Green Galion – Une techno vivante, jouée intégralement en live.
Hors-Série Cinéma en Liberté 2026
Entre psytrance, techno mélodique et improvisation, Sébastien Arcos et Sébastien Roax proposent une expérience hybride où tout est joué sur scène, sans ordinateur ni samples. Rencontre.
Comment est né Green Galion ?
Sébastien Arcos : Green Galion est né de la rencontre de nos deux univers. Je viens davantage de la musique classique et de la musique de film, tandis que Sébastien a un parcours plus reggae, ragga ou pop. Nous voulions créer un projet électro-transe mélodique en mélangeant nos influences.

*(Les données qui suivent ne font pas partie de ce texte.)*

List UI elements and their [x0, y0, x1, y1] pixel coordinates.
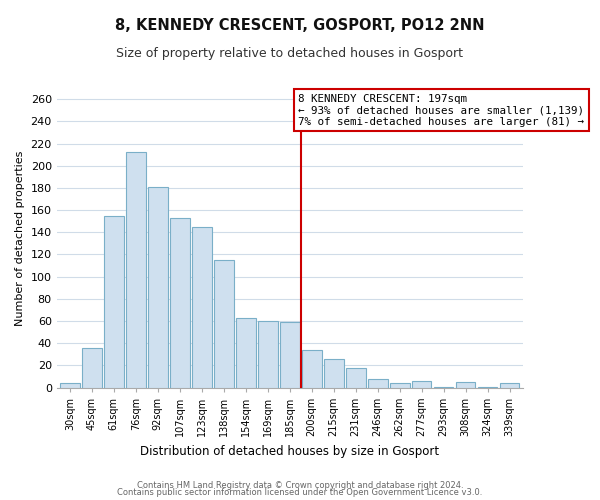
Bar — [148, 187, 167, 388]
Bar — [82, 348, 102, 388]
Bar — [324, 359, 344, 388]
Bar — [280, 322, 299, 388]
Text: 8 KENNEDY CRESCENT: 197sqm
← 93% of detached houses are smaller (1,139)
7% of se: 8 KENNEDY CRESCENT: 197sqm ← 93% of deta… — [298, 94, 584, 127]
Bar — [455, 382, 475, 388]
Bar — [236, 318, 256, 388]
Bar — [214, 260, 233, 388]
X-axis label: Distribution of detached houses by size in Gosport: Distribution of detached houses by size … — [140, 444, 439, 458]
Text: Contains public sector information licensed under the Open Government Licence v3: Contains public sector information licen… — [118, 488, 482, 497]
Text: 8, KENNEDY CRESCENT, GOSPORT, PO12 2NN: 8, KENNEDY CRESCENT, GOSPORT, PO12 2NN — [115, 18, 485, 32]
Bar — [170, 218, 190, 388]
Bar — [346, 368, 365, 388]
Bar — [192, 227, 212, 388]
Bar — [104, 216, 124, 388]
Text: Contains HM Land Registry data © Crown copyright and database right 2024.: Contains HM Land Registry data © Crown c… — [137, 480, 463, 490]
Title: Size of property relative to detached houses in Gosport: Size of property relative to detached ho… — [116, 48, 463, 60]
Bar — [412, 381, 431, 388]
Bar — [390, 383, 410, 388]
Bar — [258, 321, 278, 388]
Bar — [500, 383, 520, 388]
Bar — [434, 386, 454, 388]
Y-axis label: Number of detached properties: Number of detached properties — [15, 150, 25, 326]
Bar — [126, 152, 146, 388]
Bar — [302, 350, 322, 388]
Bar — [478, 386, 497, 388]
Bar — [60, 383, 80, 388]
Bar — [368, 379, 388, 388]
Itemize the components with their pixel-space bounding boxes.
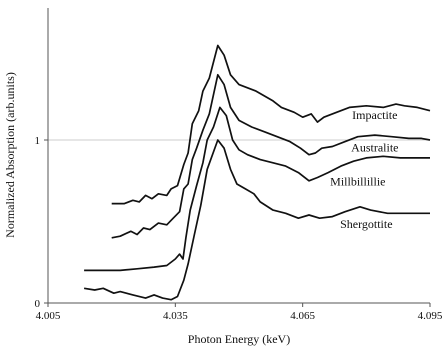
series-label-group: Impactite Australite Millbillillie Shergott… bbox=[330, 108, 398, 231]
series-line-australite bbox=[111, 73, 431, 239]
y-tick-label: 1 bbox=[35, 135, 41, 147]
x-tick-label: 4.065 bbox=[290, 310, 315, 322]
series-label-australite: Australite bbox=[351, 140, 398, 154]
series-label-millbillillie: Millbillillie bbox=[330, 175, 385, 189]
y-tick-label: 0 bbox=[35, 298, 41, 310]
series-label-shergottite: Shergottite bbox=[340, 217, 392, 231]
series-line-millbillillie bbox=[84, 106, 430, 272]
x-tick-group: 4.005 4.035 4.065 4.095 bbox=[36, 303, 442, 322]
series-line-impactite bbox=[111, 44, 431, 205]
series-line-shergottite bbox=[83, 139, 430, 301]
x-axis-title: Photon Energy (keV) bbox=[188, 332, 290, 346]
y-tick-group: 01 bbox=[35, 135, 48, 310]
x-tick-label: 4.095 bbox=[418, 310, 442, 322]
series-label-impactite: Impactite bbox=[352, 108, 397, 122]
series-group bbox=[83, 44, 431, 301]
x-tick-label: 4.035 bbox=[163, 310, 188, 322]
y-axis-title: Normalized Absorption (arb.units) bbox=[3, 72, 17, 238]
x-tick-label: 4.005 bbox=[36, 310, 61, 322]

Depuis quatre ans, on construit progressivement cet univers, avec davantage de matériel, de créations et aujourd’hui un album. Je viens aussi du ciné-concert et nous réfléchissons à développer cette dimension avec Green Galion. J’aime l’idée de mélanger les publics, que des amateurs de techno découvrent le cinéma, et inversement.
Sébastien Roax : L’idée est née très simplement lors d’une colocation. On a commencé à improviser ensemble et cela a tout de suite fonctionné. J’ai un parcours très varié : blues, reggae, ragga, chanson française… Ce qui me plaît avant tout, c’est le rythme et l’énergie de la psytrance.
Que proposerez-vous au public le 11 juillet ?
S. A. : Ce sera avant tout un concert, mais avec une approche très cinématographique. On improvise énormément. Entre nous, on communique sur scène avec une sorte de langage informel. On travaille avec de nombreux instruments, tout se fait naturellement. Notre particularité, c’est qu’il n’y a ni ordinateur ni samples. On joue tout en direct. Sébastien passe entre les percussions, le micro, la voix, la guimbarde, et moi je navigue entre quatre synthétiseurs.
S. R. : Nos concerts fonctionnent comme une progression. On démarre autour de 124 BPM puis on monte progressivement selon la réponse du public. On peut aller vers la techno, l’acid techno ou d’autres univers. À la voix, je peux partir sur des choses plus pop, reggae ou ragga. On cherche une atmosphère immersive. Je travaille beaucoup sur les fréquences et les vibrations. Je crois énormément à leur impact physique. J’aime cette idée de créer quelque chose qui agit aussi sur le corps. Jouer dans un lieu qui avait une vocation militaire et le transformer en espace artistique, sous les étoiles, ça donne confiance en l’avenir. C’est une très belle symbolique.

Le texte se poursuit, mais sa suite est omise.